Comment un médicament valant un milliard de dollars a été découvert dans le sol de l’Île de Pâques (et pourquoi scientifiques et industrie pharmaceutique ont une dette envers les peuples autochtones)

Source: The Conversation – in French – By Ted Powers, Professor of Molecular and Cellular Biology, University of California, Davis

Le peuple Rapa Nui est pratiquement absent de l’histoire de la découverte de la rapamycine telle qu’elle est généralement racontée. Posnov/Moment/Getty

La découverte en 1964, sur l’île de Pâques, de la rapamycine, un nouvel antibiotique, a marqué le début d’une success story pharmaceutique à plusieurs milliards de dollars. Pourtant, l’histoire a complètement occulté les individus et les dynamiques politiques qui ont rendu possible l’identification de ce « médicament miracle ».


Baptisé du nom autochtone de l’île, Rapa Nui, la rapamycine a initialement été employée comme immunosuppresseur, afin de prévenir le rejet des greffes d’organes et d’améliorer le taux de succès de l’implantation de stents, de petits treillis métalliques destinés à étayer les artères dans le cadre de la lutte contre la maladie coronarienne (laquelle se traduit par rétrécissement progressif des artères qui nourrissent le cœur, ndlr).

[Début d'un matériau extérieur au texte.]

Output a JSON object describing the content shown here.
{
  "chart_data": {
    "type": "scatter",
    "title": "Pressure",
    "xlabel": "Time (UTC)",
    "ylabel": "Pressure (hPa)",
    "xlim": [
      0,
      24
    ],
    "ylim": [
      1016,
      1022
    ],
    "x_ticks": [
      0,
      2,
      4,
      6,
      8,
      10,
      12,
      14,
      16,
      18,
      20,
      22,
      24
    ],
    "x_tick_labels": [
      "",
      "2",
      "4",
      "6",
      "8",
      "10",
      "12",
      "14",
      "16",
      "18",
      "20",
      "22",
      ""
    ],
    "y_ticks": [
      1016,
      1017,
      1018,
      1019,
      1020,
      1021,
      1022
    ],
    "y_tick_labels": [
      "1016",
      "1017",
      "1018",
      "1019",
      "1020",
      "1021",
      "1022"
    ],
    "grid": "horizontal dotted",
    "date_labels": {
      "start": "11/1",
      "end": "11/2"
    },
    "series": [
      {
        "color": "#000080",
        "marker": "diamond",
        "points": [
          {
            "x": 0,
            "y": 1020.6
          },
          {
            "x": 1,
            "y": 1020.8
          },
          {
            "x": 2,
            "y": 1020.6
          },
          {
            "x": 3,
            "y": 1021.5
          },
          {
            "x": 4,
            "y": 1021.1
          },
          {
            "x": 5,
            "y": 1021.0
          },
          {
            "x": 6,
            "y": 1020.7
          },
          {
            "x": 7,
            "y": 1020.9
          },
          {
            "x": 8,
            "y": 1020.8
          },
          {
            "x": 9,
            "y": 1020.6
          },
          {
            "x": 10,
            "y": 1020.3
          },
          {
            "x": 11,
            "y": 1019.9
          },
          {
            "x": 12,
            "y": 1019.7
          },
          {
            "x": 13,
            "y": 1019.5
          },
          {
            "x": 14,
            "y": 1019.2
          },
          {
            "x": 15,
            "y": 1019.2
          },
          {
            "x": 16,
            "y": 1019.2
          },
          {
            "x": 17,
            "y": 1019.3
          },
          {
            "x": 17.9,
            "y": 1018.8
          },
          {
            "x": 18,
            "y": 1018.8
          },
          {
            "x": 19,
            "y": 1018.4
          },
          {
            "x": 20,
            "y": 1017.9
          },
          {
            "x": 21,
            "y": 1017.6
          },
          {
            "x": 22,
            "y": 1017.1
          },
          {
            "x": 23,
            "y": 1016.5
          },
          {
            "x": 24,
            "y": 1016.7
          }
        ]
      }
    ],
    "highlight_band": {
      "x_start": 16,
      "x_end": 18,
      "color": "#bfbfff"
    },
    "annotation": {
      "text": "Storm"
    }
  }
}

Son usage s’est depuis étendu au traitement de divers types de cancers, et les chercheurs explorent aujourd’hui son potentiel dans le contexte de la prise en charge du diabète,

des maladies neurodégénératives, voire de la lutte contre les méfaits du vieillissement. Ainsi, des études mettant en évidence la capacité de la rapamycine à prolonger la durée de vie ou à combattre les maladies liées à l’âge semblent paraître presque quotidiennement depuis quelque temps… Une requête sur PubMed, le moteur de recherche recense plus de 59 000 articles mentionnant la rapamycine. Il s’agit de l’un des médicaments qui fait le plus parler de lui dans le domaine médical.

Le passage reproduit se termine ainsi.